Аннотация: Снова дуэльная работа. Снова на Mirrorshades.
В массовом, обывательском, так сказать, сознании альтернативные источники энергии надежно проассоциированы с раскидистыми подсолнухами солнечных электростанций, стройными рядами гигантских ветряков да плавучими островами приливно-волновых систем. На их торжественном открытии у политиков и строителей заведено совместно резать красную ленточку и улыбаться в камеры белозубо и душевно, как на съемках рекламы зубной пасты или жевательной резинки с отбеливающим эффектом. Про бесконечные тонны гидратов метана, что плавятся нами на океаническом дне близ тектонических разломов, вспоминать как-то не принято. Ни разу не слышал, чтобы хоть один телевизионщик на базу добычи метана заглядывал.

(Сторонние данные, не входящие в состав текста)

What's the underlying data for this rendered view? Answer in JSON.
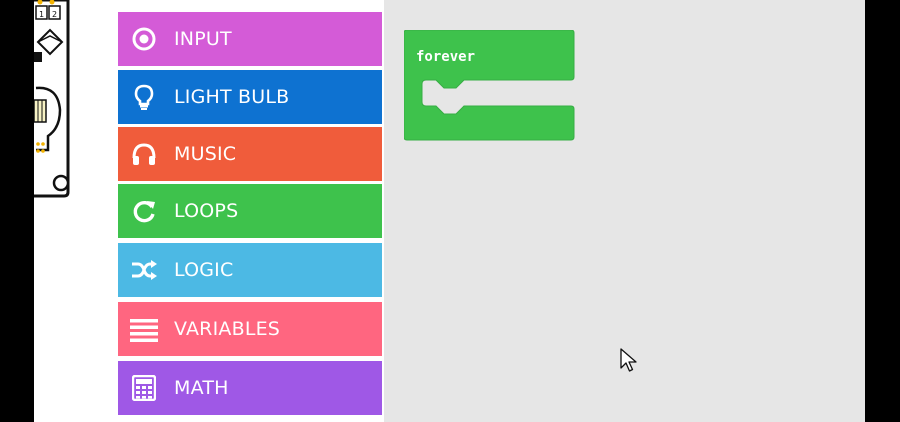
{
  "toolbox": {
    "categories": [
      {
        "label": "INPUT",
        "color": "#d45bd7",
        "icon": "radio-icon"
      },
      {
        "label": "LIGHT BULB",
        "color": "#0e72d1",
        "icon": "lightbulb-icon"
      },
      {
        "label": "MUSIC",
        "color": "#f05c3b",
        "icon": "headphones-icon"
      },
      {
        "label": "LOOPS",
        "color": "#3ec24c",
        "icon": "refresh-icon"
      },
      {
        "label": "LOGIC",
        "color": "#4cb9e4",
        "icon": "shuffle-icon"
      },
      {
        "label": "VARIABLES",
        "color": "#ff6680",
        "icon": "list-icon"
      },
      {
        "label": "MATH",
        "color": "#9f58e6",
        "icon": "calculator-icon"
      }
    ]
  },
  "workspace": {
    "block": {
      "label": "forever",
      "color": "#3ec24c"
    }
  },
  "colors": {
    "workspace_bg": "#e6e6e6",
    "frame": "#000000"
  }
}
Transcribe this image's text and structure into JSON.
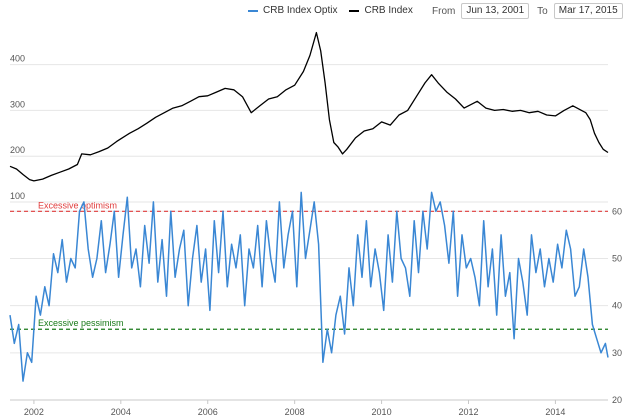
{
  "legend": [
    {
      "label": "CRB Index Optix",
      "color": "#3a87d4"
    },
    {
      "label": "CRB Index",
      "color": "#000000"
    }
  ],
  "range": {
    "from_label": "From",
    "from_value": "Jun 13, 2001",
    "to_label": "To",
    "to_value": "Mar 17, 2015"
  },
  "chart_data": [
    {
      "type": "line",
      "title": "",
      "series": [
        {
          "name": "CRB Index",
          "color": "#000000"
        }
      ],
      "yticks": [
        100,
        200,
        300,
        400
      ],
      "ylim": [
        100,
        480
      ],
      "xlim": [
        2001.45,
        2015.21
      ],
      "grid": true,
      "x": [
        2001.45,
        2001.6,
        2001.75,
        2001.9,
        2002.0,
        2002.2,
        2002.4,
        2002.6,
        2002.8,
        2003.0,
        2003.1,
        2003.3,
        2003.5,
        2003.7,
        2003.9,
        2004.0,
        2004.2,
        2004.4,
        2004.6,
        2004.8,
        2005.0,
        2005.2,
        2005.4,
        2005.6,
        2005.8,
        2006.0,
        2006.2,
        2006.4,
        2006.6,
        2006.8,
        2007.0,
        2007.2,
        2007.4,
        2007.6,
        2007.8,
        2008.0,
        2008.2,
        2008.35,
        2008.5,
        2008.6,
        2008.7,
        2008.8,
        2008.9,
        2009.0,
        2009.1,
        2009.2,
        2009.4,
        2009.6,
        2009.8,
        2010.0,
        2010.2,
        2010.4,
        2010.6,
        2010.8,
        2011.0,
        2011.15,
        2011.3,
        2011.5,
        2011.7,
        2011.9,
        2012.0,
        2012.2,
        2012.4,
        2012.6,
        2012.8,
        2013.0,
        2013.2,
        2013.4,
        2013.6,
        2013.8,
        2014.0,
        2014.2,
        2014.4,
        2014.5,
        2014.6,
        2014.7,
        2014.8,
        2014.9,
        2015.0,
        2015.1,
        2015.21
      ],
      "values": [
        178,
        172,
        160,
        149,
        146,
        150,
        158,
        165,
        172,
        182,
        205,
        203,
        210,
        218,
        232,
        238,
        250,
        260,
        272,
        285,
        295,
        305,
        310,
        320,
        330,
        332,
        340,
        348,
        345,
        330,
        295,
        310,
        325,
        330,
        345,
        355,
        385,
        420,
        470,
        430,
        360,
        280,
        230,
        220,
        205,
        215,
        240,
        255,
        260,
        275,
        268,
        290,
        300,
        330,
        360,
        378,
        360,
        340,
        325,
        305,
        310,
        320,
        305,
        300,
        302,
        298,
        300,
        295,
        298,
        290,
        288,
        300,
        310,
        305,
        300,
        295,
        280,
        250,
        230,
        215,
        208
      ]
    },
    {
      "type": "line",
      "series": [
        {
          "name": "CRB Index Optix",
          "color": "#3a87d4"
        }
      ],
      "yticks": [
        20,
        30,
        40,
        50,
        60
      ],
      "ylim": [
        20,
        66
      ],
      "xticks": [
        "2002",
        "2004",
        "2006",
        "2008",
        "2010",
        "2012",
        "2014"
      ],
      "xlim": [
        2001.45,
        2015.21
      ],
      "grid": true,
      "annotations": [
        {
          "text": "Excessive optimism",
          "y": 60,
          "color": "#e03c3c"
        },
        {
          "text": "Excessive pessimism",
          "y": 35,
          "color": "#1a7a1a"
        }
      ],
      "x": [
        2001.45,
        2001.55,
        2001.65,
        2001.75,
        2001.85,
        2001.95,
        2002.05,
        2002.15,
        2002.25,
        2002.35,
        2002.45,
        2002.55,
        2002.65,
        2002.75,
        2002.85,
        2002.95,
        2003.05,
        2003.15,
        2003.25,
        2003.35,
        2003.45,
        2003.55,
        2003.65,
        2003.75,
        2003.85,
        2003.95,
        2004.05,
        2004.15,
        2004.25,
        2004.35,
        2004.45,
        2004.55,
        2004.65,
        2004.75,
        2004.85,
        2004.95,
        2005.05,
        2005.15,
        2005.25,
        2005.35,
        2005.45,
        2005.55,
        2005.65,
        2005.75,
        2005.85,
        2005.95,
        2006.05,
        2006.15,
        2006.25,
        2006.35,
        2006.45,
        2006.55,
        2006.65,
        2006.75,
        2006.85,
        2006.95,
        2007.05,
        2007.15,
        2007.25,
        2007.35,
        2007.45,
        2007.55,
        2007.65,
        2007.75,
        2007.85,
        2007.95,
        2008.05,
        2008.15,
        2008.25,
        2008.35,
        2008.45,
        2008.55,
        2008.65,
        2008.75,
        2008.85,
        2008.95,
        2009.05,
        2009.15,
        2009.25,
        2009.35,
        2009.45,
        2009.55,
        2009.65,
        2009.75,
        2009.85,
        2009.95,
        2010.05,
        2010.15,
        2010.25,
        2010.35,
        2010.45,
        2010.55,
        2010.65,
        2010.75,
        2010.85,
        2010.95,
        2011.05,
        2011.15,
        2011.25,
        2011.35,
        2011.45,
        2011.55,
        2011.65,
        2011.75,
        2011.85,
        2011.95,
        2012.05,
        2012.15,
        2012.25,
        2012.35,
        2012.45,
        2012.55,
        2012.65,
        2012.75,
        2012.85,
        2012.95,
        2013.05,
        2013.15,
        2013.25,
        2013.35,
        2013.45,
        2013.55,
        2013.65,
        2013.75,
        2013.85,
        2013.95,
        2014.05,
        2014.15,
        2014.25,
        2014.35,
        2014.45,
        2014.55,
        2014.65,
        2014.75,
        2014.85,
        2014.95,
        2015.05,
        2015.15,
        2015.21
      ],
      "values": [
        38,
        32,
        36,
        24,
        30,
        28,
        42,
        38,
        44,
        40,
        51,
        47,
        54,
        45,
        50,
        48,
        60,
        62,
        52,
        46,
        50,
        58,
        47,
        53,
        60,
        46,
        55,
        63,
        48,
        52,
        44,
        57,
        49,
        62,
        45,
        54,
        42,
        60,
        46,
        52,
        56,
        40,
        50,
        57,
        45,
        52,
        39,
        58,
        47,
        60,
        44,
        53,
        48,
        55,
        40,
        52,
        48,
        57,
        44,
        58,
        50,
        45,
        62,
        48,
        55,
        60,
        44,
        64,
        50,
        56,
        62,
        53,
        28,
        35,
        30,
        38,
        42,
        34,
        48,
        40,
        55,
        46,
        58,
        44,
        52,
        47,
        39,
        55,
        45,
        60,
        50,
        48,
        42,
        58,
        47,
        60,
        52,
        64,
        60,
        62,
        57,
        49,
        60,
        42,
        55,
        48,
        50,
        46,
        40,
        58,
        44,
        52,
        38,
        55,
        42,
        47,
        33,
        50,
        45,
        38,
        55,
        47,
        52,
        44,
        50,
        45,
        53,
        48,
        56,
        52,
        42,
        44,
        52,
        46,
        36,
        33,
        30,
        32,
        29,
        31,
        28
      ]
    }
  ]
}
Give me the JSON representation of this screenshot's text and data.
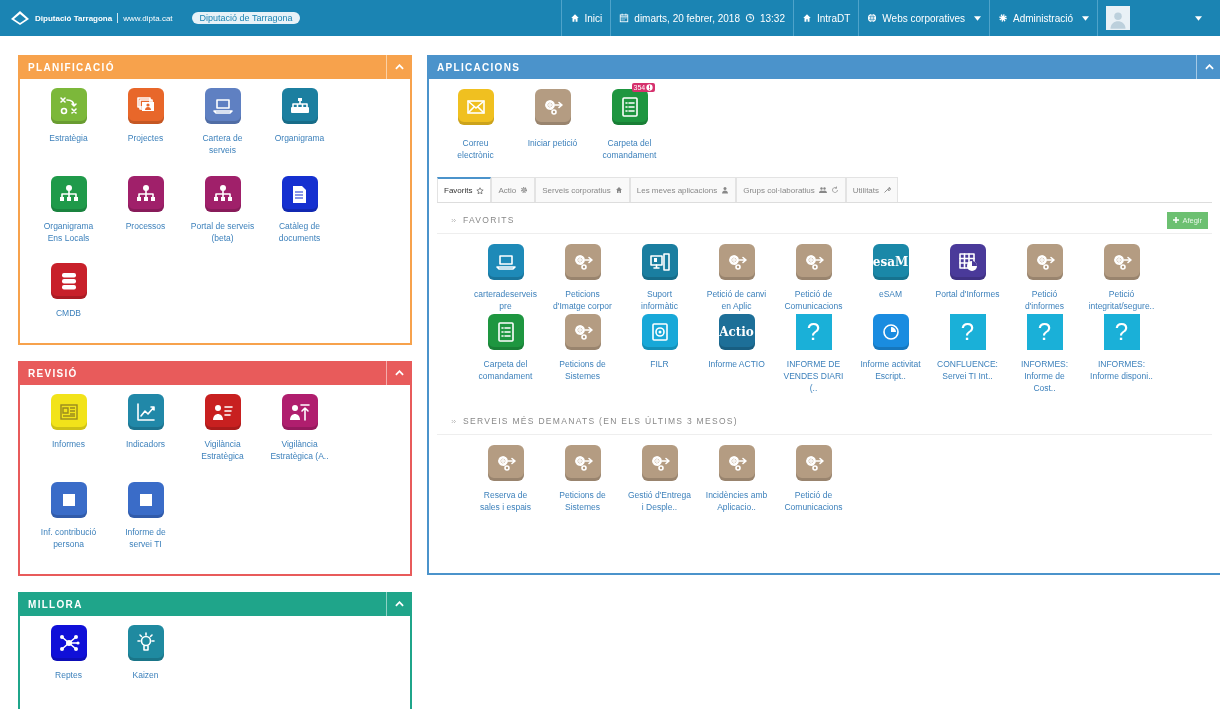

Я по молодости да неопытности все никак не мог взять в толк, чем же это мы забвение заслужили? Ведь подводная романтика, казалось бы, и все такое. Только через пару лет внизу сообразил: поставляемый нами метан настолько прочно вошел в человеческую жизнь, что и говорить как бы не о чем. Часто вы слышите репортажи из угольных шахт? Только когда обвал или пожар. С нами та же история.
Да и уродливые мы, чего греха таить: низкие, непереносимо душные комнатки, испарения, полуголые мужики между дежурств в запрещенные карты режутся... Вот и выходит, что всем проще, чтобы пока мы там, под толщей холодной, соленой воды, нас как бы и не существовало.
И наверху "подводным горнякам" прилюдно руки жать не принято. Метан - это ведь палка о двух концах, вечный риск. Не только дешевый и практически нескончаемый источник энергии, но и газ с двадцать третьей степенью парниковой активности, шутка ли... Аварий случаться не должно, но они все-таки случаются. Снаружи минус двадцать, а в трубе - плюс семьдесят пять. Соль осаждается, сковывает панцирем, отжимает пластины защиты узлов, лезет внутрь, вызывая коррозию. Еще и сейсмоактивность региона просто запредельная. Ни один механизм долго не протянет! А новую технику нам редко присылают. Вот так и получается, что мечемся мы там впятером между скукой и героизмом. И в кипятке варились, и сероводород нюхали... Вы спросите, зачем это нужно сильным, здоровым мужикам? Не знаю, у каждого свое, неверное. Кто-то за деньгами вниз лезет, кто-то за суровой подводной романтикой, а кто-то и любит это все и жизни иной не желает.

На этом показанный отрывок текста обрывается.